GBMSeg addresses the challenge of segmenting the glomerular basement membrane (GBM) in TEM images without training by using a one-shot reference to guide a training-free framework. It combines patch-level feature matching with automatic prompt engineering to generate high-quality positive and negative prompt points for the Segment Anything Model (SAM), leveraging DINOv2 features for robust cross-image correspondence. On a dataset of 2538 TEM images, GBMSeg achieves a Dice Similarity Coefficient of 87.27% with only one labeled reference, outperforming both one-shot and few-shot methods as well as other training-free approaches. This work demonstrates a practical, domain-independent segmentation pipeline with potential clinical impact, and suggests future work on automated GBM thickness measurement and pathological indicator quantification.

Abstract

Assessment of the glomerular basement membrane (GBM) in transmission electron microscopy (TEM) is crucial for diagnosing chronic kidney disease (CKD). The lack of domain-independent automatic segmentation tools for the GBM necessitates an AI-based solution to automate the process. In this study, we introduce GBMSeg, a training-free framework designed to automatically segment the GBM in TEM images guided only by a one-shot annotated reference. Specifically, GBMSeg first exploits the robust feature matching capabilities of the pretrained foundation model to generate initial prompt points, then introduces a series of novel automatic prompt engineering techniques across the feature and physical space to optimize the prompt scheme. Finally, GBMSeg employs a class-agnostic foundation segmentation model with the generated prompt scheme to obtain accurate segmentation results. Experimental results on our collected 2538 TEM images confirm that GBMSeg achieves superior segmentation performance with a Dice similarity coefficient (DSC) of 87.27% using only one labeled reference image in a training-free manner, outperforming recently proposed one-shot or few-shot methods. In summary, GBMSeg introduces a distinctive automatic prompt framework that facilitates robust domain-independent segmentation performance without training, particularly advancing the automatic prompting of foundation segmentation models for medical images. Future work involves automating the thickness measurement of segmented GBM and quantifying pathological indicators, holding significant potential for advancing pathology assessments in clinical applications. The source code is available on https://github.com/SnowRain510/GBMSeg
Paper Structure (11 sections, 1 equation, 3 figures, 2 tables)

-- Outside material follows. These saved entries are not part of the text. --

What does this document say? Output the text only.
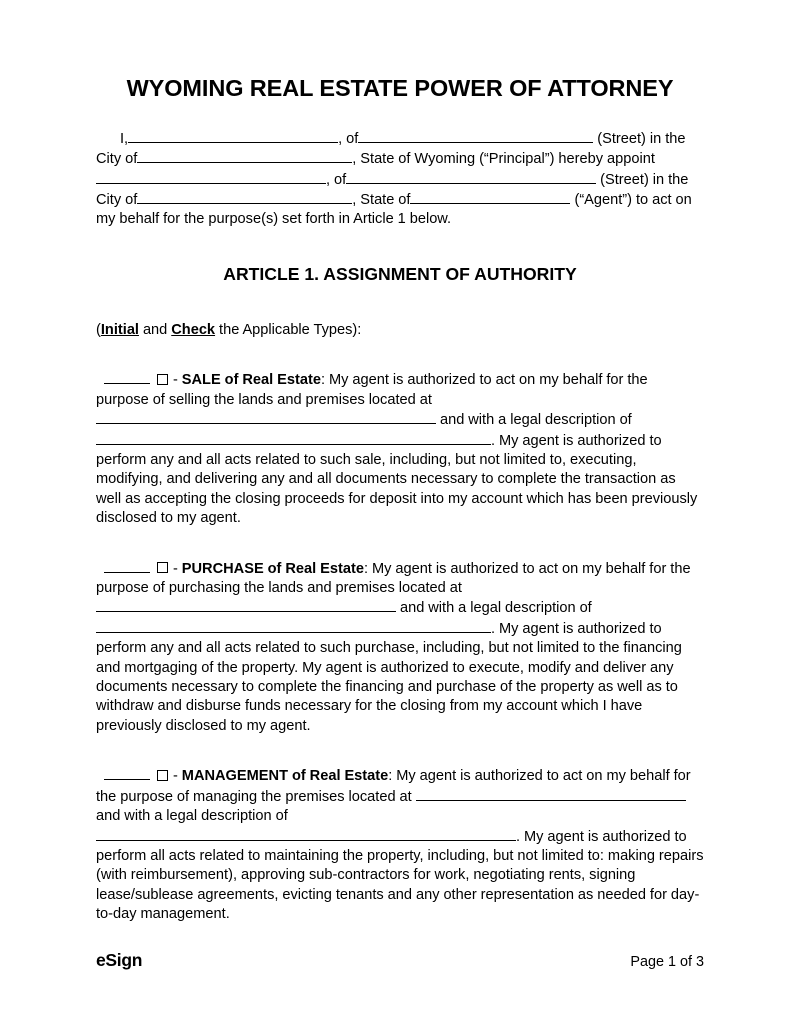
WYOMING REAL ESTATE POWER OF ATTORNEY

I,	, of	(Street) in the City of	, State of Wyoming (“Principal”) hereby appoint , of	(Street) in the City of	, State of	(“Agent”) to act on my behalf for the purpose(s) set forth in Article 1 below.

ARTICLE 1. ASSIGNMENT OF AUTHORITY

(Initial and Check the Applicable Types):

- SALE of Real Estate: My agent is authorized to act on my behalf for the purpose of selling the lands and premises located at  and with a legal description of . My agent is authorized to perform any and all acts related to such sale, including, but not limited to, executing, modifying, and delivering any and all documents necessary to complete the transaction as well as accepting the closing proceeds for deposit into my account which has been previously disclosed to my agent.

- PURCHASE of Real Estate: My agent is authorized to act on my behalf for the purpose of purchasing the lands and premises located at  and with a legal description of . My agent is authorized to perform any and all acts related to such purchase, including, but not limited to the financing and mortgaging of the property. My agent is authorized to execute, modify and deliver any documents necessary to complete the financing and purchase of the property as well as to withdraw and disburse funds necessary for the closing from my account which I have previously disclosed to my agent.

- MANAGEMENT of Real Estate: My agent is authorized to act on my behalf for the purpose of managing the premises located at  and with a legal description of . My agent is authorized to perform all acts related to maintaining the property, including, but not limited to: making repairs (with reimbursement), approving sub-contractors for work, negotiating rents, signing lease/sublease agreements, evicting tenants and any other representation as needed for day-to-day management.

eSign	Page 1 of 3
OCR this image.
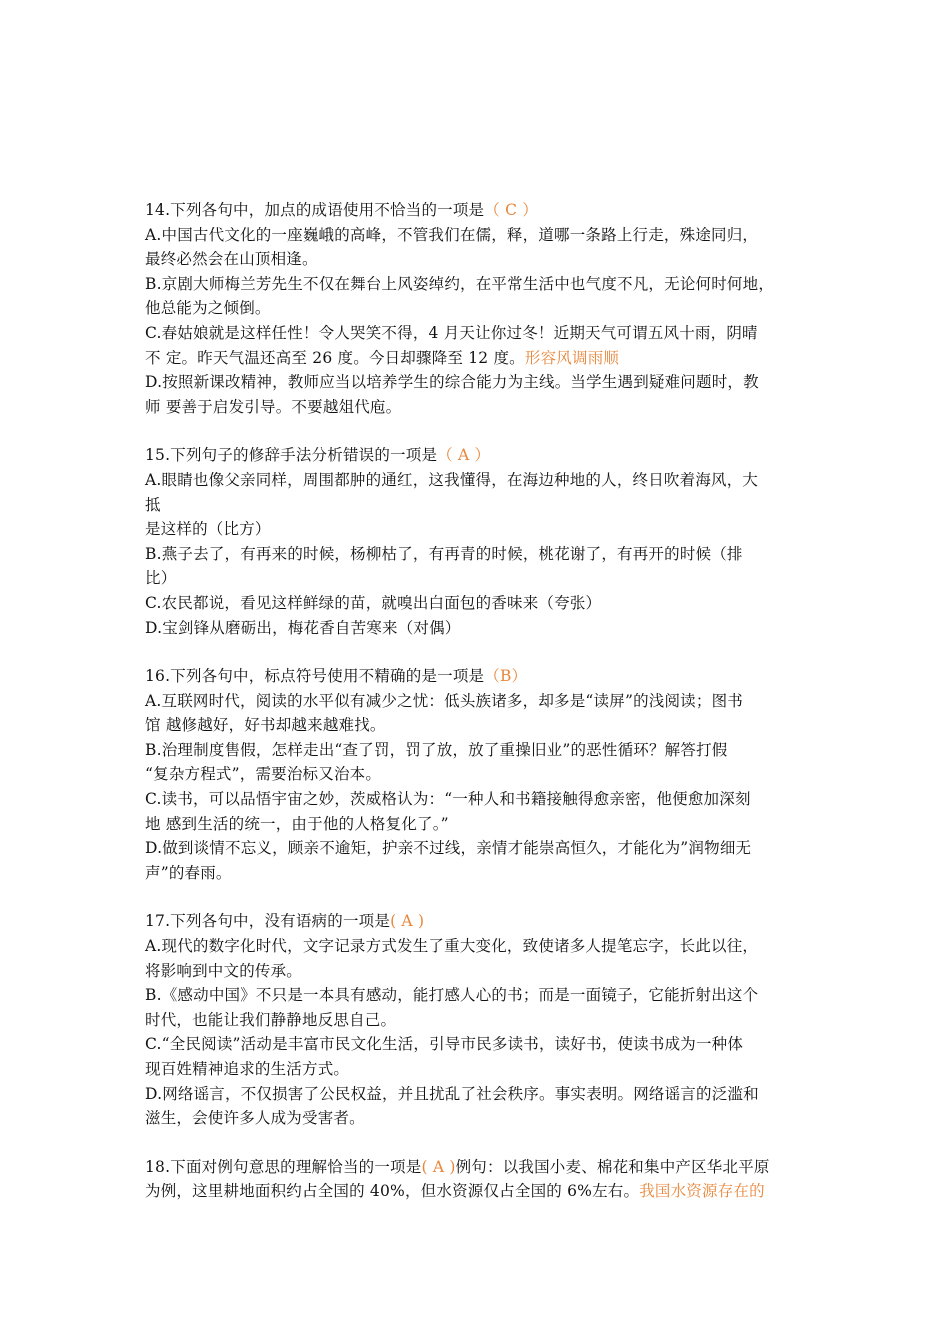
14.下列各句中，加点的成语使用不恰当的一项是（ C ）
A.中国古代文化的一座巍峨的高峰，不管我们在儒，释，道哪一条路上行走，殊途同归，
最终必然会在山顶相逢。
B.京剧大师梅兰芳先生不仅在舞台上风姿绰约，在平常生活中也气度不凡，无论何时何地，
他总能为之倾倒。
C.春姑娘就是这样任性！令人哭笑不得，4 月天让你过冬！近期天气可谓五风十雨，阴晴
不 定。昨天气温还高至 26 度。今日却骤降至 12 度。形容风调雨顺
D.按照新课改精神，教师应当以培养学生的综合能力为主线。当学生遇到疑难问题时，教
师 要善于启发引导。不要越俎代庖。
15.下列句子的修辞手法分析错误的一项是（ A ）
A.眼睛也像父亲同样，周围都肿的通红，这我懂得，在海边种地的人，终日吹着海风，大
抵
是这样的（比方）
B.燕子去了，有再来的时候，杨柳枯了，有再青的时候，桃花谢了，有再开的时候（排
比）
C.农民都说，看见这样鲜绿的苗，就嗅出白面包的香味来（夸张）
D.宝剑锋从磨砺出，梅花香自苦寒来（对偶）
16.下列各句中，标点符号使用不精确的是一项是（B）
A.互联网时代，阅读的水平似有减少之忧：低头族诸多，却多是“读屏”的浅阅读；图书
馆 越修越好，好书却越来越难找。
B.治理制度售假，怎样走出“查了罚，罚了放，放了重操旧业”的恶性循环？解答打假
“复杂方程式”，需要治标又治本。
C.读书，可以品悟宇宙之妙，茨威格认为：“一种人和书籍接触得愈亲密，他便愈加深刻
地 感到生活的统一，由于他的人格复化了。”
D.做到谈情不忘义，顾亲不逾矩，护亲不过线，亲情才能崇高恒久，才能化为”润物细无
声”的春雨。
17.下列各句中，没有语病的一项是( A )
A.现代的数字化时代，文字记录方式发生了重大变化，致使诸多人提笔忘字，长此以往，
将影响到中文的传承。
B.《感动中国》不只是一本具有感动，能打感人心的书；而是一面镜子，它能折射出这个
时代，也能让我们静静地反思自己。
C.“全民阅读”活动是丰富市民文化生活，引导市民多读书，读好书，使读书成为一种体
现百姓精神追求的生活方式。
D.网络谣言，不仅损害了公民权益，并且扰乱了社会秩序。事实表明。网络谣言的泛滥和
滋生，会使许多人成为受害者。
18.下面对例句意思的理解恰当的一项是( A )例句：以我国小麦、棉花和集中产区华北平原
为例，这里耕地面积约占全国的 40%，但水资源仅占全国的 6%左右。我国水资源存在的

This paper contains 11 sections, 1 equation, 3 figures, 2 tables.

Figures (3)

  • Figure 1: The workflow of GBMSeg, the one-shot reference guided training-free framework, automates the segmentation of the GBM through three components: Patch-level feature extraction, automatic prompt engineering, and GBM segmentation.
  • Figure 2: A process for automatic prompt engineering. As the prompt engineering is refined, the prompt scheme is gradually optimized.
  • Figure 3: Different stages of the automatic prompt engineering yield positive and negative prompt schemes, alongside corresponding GBM segmentation results. Notably, as the components of automatic prompt engineering are refined, the segmentation results steadily converge toward the ground truth.